Dan Martin à l'arrivée.
Dans la sixième étape, entre Brest et Mûr-de-Bretagne (181 km), victoire du Britannique Dan Martin. Bardet et Dumoulin perdent du temps. Pour la troisième fois, le Tour arrivait au sommet de la célèbre côte de Menez-Hiez, où René Vietto avait perdu ses illusions en 1947.Mûr-de-Bretagne Guerlédan (Côte d’Armor), envoyé spécial.
Dans l’apprentissage du pays stupéfié dans ses élévations, quel que soit la topographie des lieux, les ascensionnistes-puncheurs du Tour recherchent d’ordinaire quelque chose qui les dépasse et disposent d’un avantage supérieur: ils osent se jouer du patrimoine et tentent d’en dompter les périls. «L’Alpe d’Huez bretonne» accueillait le terme de la sixième étape et si les principaux cadors du peloton avaient coché ce 12 juillet, ce n’était ni par fétichisme ni pour fêter les vingt ans du triomphe des Bleus (dans l’attente du prochain), mais bien pour sceller un serment plus opiniâtre qu’élégiaque. Entre Brest et Mûr-de-Bretagne (181 km), sur un parcours clairsemé de quelques côtes, tous savaient où il leur faudrait brûler d’arrogance : dans le final.
A Mûr-de-Bretagne, cette difficulté mythique, sorte de petite sœur robuste et altière de sa jumelle d’Isère, n’est pas surnommée «l’Alpe d’Huez bretonne» pour rien. A deux détails près. Cette montée de Menez-Hiez (ou Menéhiez), son vrai nom, ne culmine qu’à 293 mètres d’altitude; et pas un seul virage ne divertit les 2 kilomètres d’escalade à 6,9% (troisième cat.). Une foutue ligne droite qui toise le coursier de face et se dresse à l’abri des arbres où s’entassent cinq, six rangées de spectateurs et de bigoudènes en bigoudis, transformant ce bout de terre des Côtes-d’Armor, par l’ampleur de la ferveur, en vingt-et-uns virages imaginaires (ceux de l’Alpe d’Huez). C’était la troisième fois que le Tour y plantait une ligne d’arrivée.

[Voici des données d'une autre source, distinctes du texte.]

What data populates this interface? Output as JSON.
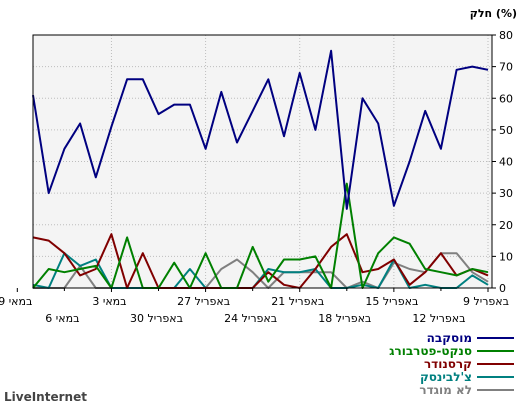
{
  "chart_data": {
    "type": "line",
    "ylabel": "חלק (%)",
    "ylim": [
      0,
      80
    ],
    "yticks": [
      0,
      10,
      20,
      30,
      40,
      50,
      60,
      70,
      80
    ],
    "grid": true,
    "x_direction": "right-to-left",
    "x_tick_labels_row1": [
      "9 באפריל",
      "15 באפריל",
      "21 באפריל",
      "27 באפריל",
      "3 במאי",
      "9 במאי"
    ],
    "x_tick_labels_row2": [
      "12 באפריל",
      "18 באפריל",
      "24 באפריל",
      "30 באפריל",
      "6 במאי"
    ],
    "series": [
      {
        "name": "מוסקבה",
        "color": "#000080",
        "values": [
          69,
          70,
          69,
          44,
          56,
          40,
          26,
          52,
          60,
          25,
          75,
          50,
          68,
          48,
          66,
          56,
          46,
          62,
          44,
          58,
          58,
          55,
          66,
          66,
          51,
          35,
          52,
          44,
          30,
          61
        ]
      },
      {
        "name": "סנקט-פטרבורג",
        "color": "#008000",
        "values": [
          5,
          6,
          4,
          5,
          6,
          14,
          16,
          11,
          0,
          33,
          0,
          10,
          9,
          9,
          2,
          13,
          0,
          0,
          11,
          0,
          8,
          0,
          0,
          16,
          0,
          7,
          6,
          5,
          6,
          0
        ]
      },
      {
        "name": "קרסנודר",
        "color": "#800000",
        "values": [
          4,
          6,
          4,
          11,
          5,
          1,
          9,
          6,
          5,
          17,
          13,
          6,
          0,
          1,
          5,
          0,
          0,
          0,
          0,
          0,
          0,
          0,
          11,
          0,
          17,
          6,
          4,
          11,
          15,
          16
        ]
      },
      {
        "name": "צ'לבינסק",
        "color": "#008080",
        "values": [
          1,
          4,
          0,
          0,
          1,
          0,
          9,
          0,
          1,
          0,
          0,
          6,
          5,
          5,
          6,
          0,
          0,
          0,
          0,
          6,
          0,
          0,
          0,
          0,
          0,
          9,
          7,
          11,
          0,
          1
        ]
      },
      {
        "name": "לא מוגדר",
        "color": "#808080",
        "values": [
          2,
          5,
          11,
          11,
          5,
          6,
          8,
          0,
          2,
          0,
          5,
          5,
          5,
          5,
          0,
          5,
          9,
          6,
          0,
          0,
          0,
          0,
          0,
          0,
          0,
          0,
          7,
          0,
          0,
          0
        ]
      }
    ]
  },
  "brand": "LiveInternet"
}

Avec une nouveauté de prestige: les coureurs devaient la grimper à deux reprises, les derniers hectomètres étant disputés en circuit.
Les cyclistes se contentent mal de leur perfection mentale. La force physique demeure leur obsession. Et pourtant. Quand le gros de la troupe déboula dans Mûr à plein régime, bien des choses s’étaient déroulées. Les échappés du jour avaient été repris (parmi eux, quatre Français, Pichon, Grellier, Gaudin, Turgis) et il y eut même des bordures spectaculaires. Aussi, quand les deux escalades débutèrent, nous vîmes ce que nous attendions. L’effort violent, qui ne dura que quatre ou cinq minutes à chaque fois, ne réclamait pas d’aisance technique particulière, mais juste de la puissance et… du mental. A ce jeu du coup de force dans la tête, Dan Martin (UAE-Emirates), spécialiste du genre, se glissa comme une taupe et fustigea les derniers résistants. Nous vîmes Julian Alaphilippe, assez en jambes, mais Chris Froome, plutôt à la peine dans les ultimes mètres. Ce fut encore pire pour le Français Romain Bardet, victime d’un ennui mécanique puis d’une crevaison (30 secondes de perdu). Sans parler de Tom Dumoulin, qui concéda une cinquantaine de secondes…
Toujours dans les pas de l’Histoire, nous repensâmes aux évocations glorieuses. Cette côte de Mûr-de-Bretagne reste en effet gravé dans les mémoires. En 1947, pour le premier Tour d’après-Guerre, elle avait déjà pris un maillot jaune dans sa toile. Celui d’une des idoles du chronicoeur: René Vietto. Après une défaillance hélas célèbre, le Niçois y perdit sa tunique et ses illusions au profit de Jean Robic, lors du plus long contre-la-montre de tous les temps (139 km). Maudite côte. Qui parfois offre néanmoins une destinée aux audacieux. En 2011, le vainqueur du jour, l’Australien Cadel Evans, ne savait qu’il remporterait cette année-là son unique Tour. Les cyclistes, irascibles, écrivent parfois des histoires dont nous faisons mémoire commune et qui, le soir venu, nourrissent les fins de repas des suiveurs. Ce sera le cas – ou pas – de Dan Martin, rôdeur parmi les rôdeurs, faux grimpeur, sec comme les plaines attenantes, ossus aux mollets d’un feuilleté tendineux. Il a agi dans le sombre en tentant vainement de nous redonner un goût d’ancien, lorsque, juchés jadis sur leur force prolétaire, les cyclistes virevoltaient et se montraient d’autant plus reconnaissants que le commun des mortels pouvaient s’incarnaient en eux. La plupart croient désormais approcher le domaine sacré par la perfection de leur processus professionnel – qui ne ressemble souvent qu’à un postillon de légende.